Dr. Laura's Meaningful Psychological Services
|Posted on October 17, 2013 at 9:40 PM|
It's October, which means that school has been in session for a while, the leaves are changing beautiful colors, the temperature is cooling, and the holidays seem to be just around the corner. October is also a month during which many children and families (and some grown-ups too) are getting ready for Halloween. They are shopping for costumes, candy, and decorations. Many kids like to do the decorating themselves, allowing them to express independence and creativity.
Some homes are decorated with spider webs and pumpkins. Others are grounds for mock cemeteries with RIP stones on the lawn or have elaborate haunted houses available. Some homes have human size fake bodies covered in blood or with missing body parts stationed in front. Many people will enjoy these decorations in the spirit of Halloween. Many will not.
What about people who suffer from anxiety? What about children who have nightmares at the first look of a scary cartoon? What about adults with a fear of dying, getting injured in some way, or getting lost where they can't escape? How are these individuals affected?
People with anxiety may experience Halloween differently. We are all individuals and can tolerate different types of stimuli. Some will have nightmares (yes, even grown-ups), want to avoid certain settings (trick or treating at certain houses, parties at school, scary movies), or become fearful.
This is important to remember as you decide how you will celebrate. If you are a parent and your child suffers from anxiety, you know your child best. If you are an adult, you know yourself best. It is OK and healthy to decide which festive activities to participate in.
There are many programs designed for children that are actually very scary. Many "kid friendly" shows and movies can present concepts that may be difficult to understand such as kidnapping, death, illness, witchcraft, and ghosts. As a parent it is important to be sure that you are permitting your child to experience material that is appropriate developmentally and emotionally.
Now, let's not be confused with exposure treatment for anxiety. A general rule of thumb is that when we avoid something we are anxious about, it reinforces our anxiety, making it more difficult to face that situation in the future. This is true. Within the context of Halloween, however, I believe it is OK to avoid certain stimuli that are not needed for healthy development or functioning. If your child cannot attend school during the season because he/she is afraid of the parties, decorations, or costumes, it is important for him/her to attend school anyway. This would be a case when anxiety can be inadvertently reinforced if the child is permitted to stay home. A talk with the teacher may help to modify classroom stimuli to make it safer for your child to be there. Working with your child on coping skills can also help him/her feel safe in school. If your child wants to avoid scary movies, then this is OK. Let them.

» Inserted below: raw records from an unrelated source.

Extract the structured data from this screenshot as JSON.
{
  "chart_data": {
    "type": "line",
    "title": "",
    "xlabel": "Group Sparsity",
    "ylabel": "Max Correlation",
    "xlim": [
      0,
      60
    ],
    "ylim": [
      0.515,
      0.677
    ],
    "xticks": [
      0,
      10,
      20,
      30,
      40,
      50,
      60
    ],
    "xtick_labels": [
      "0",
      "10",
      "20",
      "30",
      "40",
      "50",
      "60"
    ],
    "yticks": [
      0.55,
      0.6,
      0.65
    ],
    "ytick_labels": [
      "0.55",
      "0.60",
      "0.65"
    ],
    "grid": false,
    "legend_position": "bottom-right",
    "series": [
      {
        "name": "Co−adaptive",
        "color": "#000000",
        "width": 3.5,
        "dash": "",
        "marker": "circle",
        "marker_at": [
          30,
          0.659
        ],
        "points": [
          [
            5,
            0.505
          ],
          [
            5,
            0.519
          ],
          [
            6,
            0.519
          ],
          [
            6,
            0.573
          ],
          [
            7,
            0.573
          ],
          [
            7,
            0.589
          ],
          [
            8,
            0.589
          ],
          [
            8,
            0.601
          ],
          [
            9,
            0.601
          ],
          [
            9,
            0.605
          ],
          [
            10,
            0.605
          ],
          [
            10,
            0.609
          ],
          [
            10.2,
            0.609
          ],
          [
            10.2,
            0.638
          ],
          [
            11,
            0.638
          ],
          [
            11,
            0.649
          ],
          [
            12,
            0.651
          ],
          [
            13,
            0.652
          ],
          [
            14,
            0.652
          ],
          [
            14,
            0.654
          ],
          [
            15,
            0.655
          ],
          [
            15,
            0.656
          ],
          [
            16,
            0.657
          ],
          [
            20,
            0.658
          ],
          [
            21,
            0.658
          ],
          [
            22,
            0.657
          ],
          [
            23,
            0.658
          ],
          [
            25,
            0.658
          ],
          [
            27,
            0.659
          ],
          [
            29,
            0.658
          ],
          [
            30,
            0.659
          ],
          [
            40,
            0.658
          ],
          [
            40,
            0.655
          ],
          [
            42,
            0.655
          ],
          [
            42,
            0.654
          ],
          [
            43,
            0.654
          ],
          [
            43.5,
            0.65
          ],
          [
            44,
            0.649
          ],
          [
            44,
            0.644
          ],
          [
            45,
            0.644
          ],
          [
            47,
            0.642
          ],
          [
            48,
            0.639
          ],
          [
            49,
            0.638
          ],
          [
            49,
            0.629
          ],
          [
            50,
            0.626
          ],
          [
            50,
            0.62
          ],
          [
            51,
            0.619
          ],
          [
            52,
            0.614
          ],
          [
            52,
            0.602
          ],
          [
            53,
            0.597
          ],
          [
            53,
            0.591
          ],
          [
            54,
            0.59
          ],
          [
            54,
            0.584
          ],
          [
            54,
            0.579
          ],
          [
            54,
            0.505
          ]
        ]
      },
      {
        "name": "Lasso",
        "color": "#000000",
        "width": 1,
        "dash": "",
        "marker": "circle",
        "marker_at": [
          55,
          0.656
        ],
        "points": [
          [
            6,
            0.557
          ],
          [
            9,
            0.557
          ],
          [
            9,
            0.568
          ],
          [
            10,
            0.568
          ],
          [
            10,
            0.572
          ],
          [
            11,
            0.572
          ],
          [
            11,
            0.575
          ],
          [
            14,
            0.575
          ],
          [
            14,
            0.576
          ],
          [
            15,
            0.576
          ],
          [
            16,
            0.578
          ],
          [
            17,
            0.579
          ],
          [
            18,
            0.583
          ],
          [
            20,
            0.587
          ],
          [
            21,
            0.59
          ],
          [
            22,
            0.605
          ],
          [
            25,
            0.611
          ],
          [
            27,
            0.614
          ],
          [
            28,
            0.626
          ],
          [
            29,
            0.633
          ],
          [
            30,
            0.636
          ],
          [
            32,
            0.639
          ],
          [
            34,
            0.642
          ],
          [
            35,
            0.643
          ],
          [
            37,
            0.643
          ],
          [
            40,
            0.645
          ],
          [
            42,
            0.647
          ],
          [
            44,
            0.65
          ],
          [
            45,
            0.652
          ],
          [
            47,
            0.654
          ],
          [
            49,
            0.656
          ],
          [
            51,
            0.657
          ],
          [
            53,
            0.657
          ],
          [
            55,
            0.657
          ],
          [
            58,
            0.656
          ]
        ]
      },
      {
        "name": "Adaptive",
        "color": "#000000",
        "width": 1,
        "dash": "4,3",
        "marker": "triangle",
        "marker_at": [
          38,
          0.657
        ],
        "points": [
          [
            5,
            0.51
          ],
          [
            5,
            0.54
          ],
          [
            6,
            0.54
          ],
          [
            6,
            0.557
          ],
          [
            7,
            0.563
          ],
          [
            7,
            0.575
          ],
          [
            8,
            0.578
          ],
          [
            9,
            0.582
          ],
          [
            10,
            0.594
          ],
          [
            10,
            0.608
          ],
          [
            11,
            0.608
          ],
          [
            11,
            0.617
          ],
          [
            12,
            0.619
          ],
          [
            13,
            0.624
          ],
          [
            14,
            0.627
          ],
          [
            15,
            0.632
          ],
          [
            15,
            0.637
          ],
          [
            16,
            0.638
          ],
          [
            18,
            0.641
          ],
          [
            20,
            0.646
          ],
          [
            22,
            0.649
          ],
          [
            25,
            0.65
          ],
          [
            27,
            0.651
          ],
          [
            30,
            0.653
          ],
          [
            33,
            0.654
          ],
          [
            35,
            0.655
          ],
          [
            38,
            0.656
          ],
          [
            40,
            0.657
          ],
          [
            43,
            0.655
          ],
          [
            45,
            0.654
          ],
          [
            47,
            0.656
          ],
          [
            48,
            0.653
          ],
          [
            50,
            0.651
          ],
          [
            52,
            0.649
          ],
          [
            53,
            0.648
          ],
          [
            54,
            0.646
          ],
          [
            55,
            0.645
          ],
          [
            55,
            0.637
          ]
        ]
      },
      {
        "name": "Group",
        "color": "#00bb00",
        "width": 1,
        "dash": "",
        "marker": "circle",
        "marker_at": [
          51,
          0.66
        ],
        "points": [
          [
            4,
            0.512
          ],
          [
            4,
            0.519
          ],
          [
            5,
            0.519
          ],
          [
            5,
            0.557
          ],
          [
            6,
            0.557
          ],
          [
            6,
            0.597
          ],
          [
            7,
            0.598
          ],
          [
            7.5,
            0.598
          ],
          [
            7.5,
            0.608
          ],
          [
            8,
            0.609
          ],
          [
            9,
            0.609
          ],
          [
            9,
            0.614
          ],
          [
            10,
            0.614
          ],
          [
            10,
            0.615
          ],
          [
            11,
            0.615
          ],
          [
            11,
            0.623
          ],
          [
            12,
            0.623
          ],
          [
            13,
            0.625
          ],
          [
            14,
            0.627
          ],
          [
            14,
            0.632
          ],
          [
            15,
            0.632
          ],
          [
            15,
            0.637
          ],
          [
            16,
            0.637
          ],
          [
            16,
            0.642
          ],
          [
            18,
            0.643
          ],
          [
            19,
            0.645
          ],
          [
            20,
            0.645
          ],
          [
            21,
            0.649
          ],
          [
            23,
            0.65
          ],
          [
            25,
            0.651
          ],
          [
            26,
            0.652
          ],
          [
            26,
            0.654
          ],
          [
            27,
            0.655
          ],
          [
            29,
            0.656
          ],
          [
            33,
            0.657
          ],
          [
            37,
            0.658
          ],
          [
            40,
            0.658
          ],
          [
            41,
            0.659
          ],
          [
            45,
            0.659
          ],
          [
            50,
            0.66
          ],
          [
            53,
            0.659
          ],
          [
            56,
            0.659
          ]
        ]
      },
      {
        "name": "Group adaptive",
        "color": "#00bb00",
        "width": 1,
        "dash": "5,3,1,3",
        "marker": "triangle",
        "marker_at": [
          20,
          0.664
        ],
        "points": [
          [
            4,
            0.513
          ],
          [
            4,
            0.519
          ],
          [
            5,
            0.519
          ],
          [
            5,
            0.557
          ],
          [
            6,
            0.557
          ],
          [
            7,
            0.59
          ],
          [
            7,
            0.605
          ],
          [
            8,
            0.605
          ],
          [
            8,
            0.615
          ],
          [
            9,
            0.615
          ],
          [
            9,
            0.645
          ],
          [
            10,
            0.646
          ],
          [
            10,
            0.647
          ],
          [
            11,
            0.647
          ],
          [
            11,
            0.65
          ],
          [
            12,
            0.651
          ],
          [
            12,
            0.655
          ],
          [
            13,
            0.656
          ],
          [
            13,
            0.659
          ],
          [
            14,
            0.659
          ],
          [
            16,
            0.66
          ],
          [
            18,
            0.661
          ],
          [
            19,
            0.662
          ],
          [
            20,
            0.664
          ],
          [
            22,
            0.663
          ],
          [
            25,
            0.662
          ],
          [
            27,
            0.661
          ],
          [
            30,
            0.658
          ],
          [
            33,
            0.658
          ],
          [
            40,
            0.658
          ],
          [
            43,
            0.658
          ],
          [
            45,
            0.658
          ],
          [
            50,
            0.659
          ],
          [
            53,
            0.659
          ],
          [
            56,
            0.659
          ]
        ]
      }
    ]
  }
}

One does not need to be exposed to scary or horror films in order to develop appropriately. One does, however, need to be educated. See the difference?
And for you grown-ups out there who love horror films and Halloween parties, have fun! For those of you who want to crawl into a hole instead of watching the "however many nights of Halloween" specials on TV, then read on. It is OK that you do not like this material. We all have different tastes, interests, and levels of tolerance. Decide how you would like the next few weeks to be for you and make a plan.
Trick or treating is another interesting activity for people with anxiety. Think about it. You dress up in a costume, walk up to a stranger's door (or hopefully someone you know and have determined is safe to trick or treat from), knock, wait for someone to answer, say "Trick or Treat," hold open your bag or bucket, say "thank you," walk away, and repeat. Also, you have to stay with your friends and family, possibly walk a long distance in unusual clothing, and accept whatever treat has been given to you. Not such a simple process, right? Trick or treating can be a great way to practice social skills, follow a routine, and be exposed to new and unpredictable situations. However, how important a life skill is it to knock on people's doors and ask for treats? You decide.
Consider all of this information as you decide, either for yourself or your children, how to participate in Halloween. You can choose the specific activities to join, consumes to wear, stores to shop in, parties to attend, houses to trick or treat at, movies to watch, or candy to eat. Utilizing your power to choose is a great skill to practice for healthy development and functioning.
So, what is Halloween for you? A good treat or a bad trick?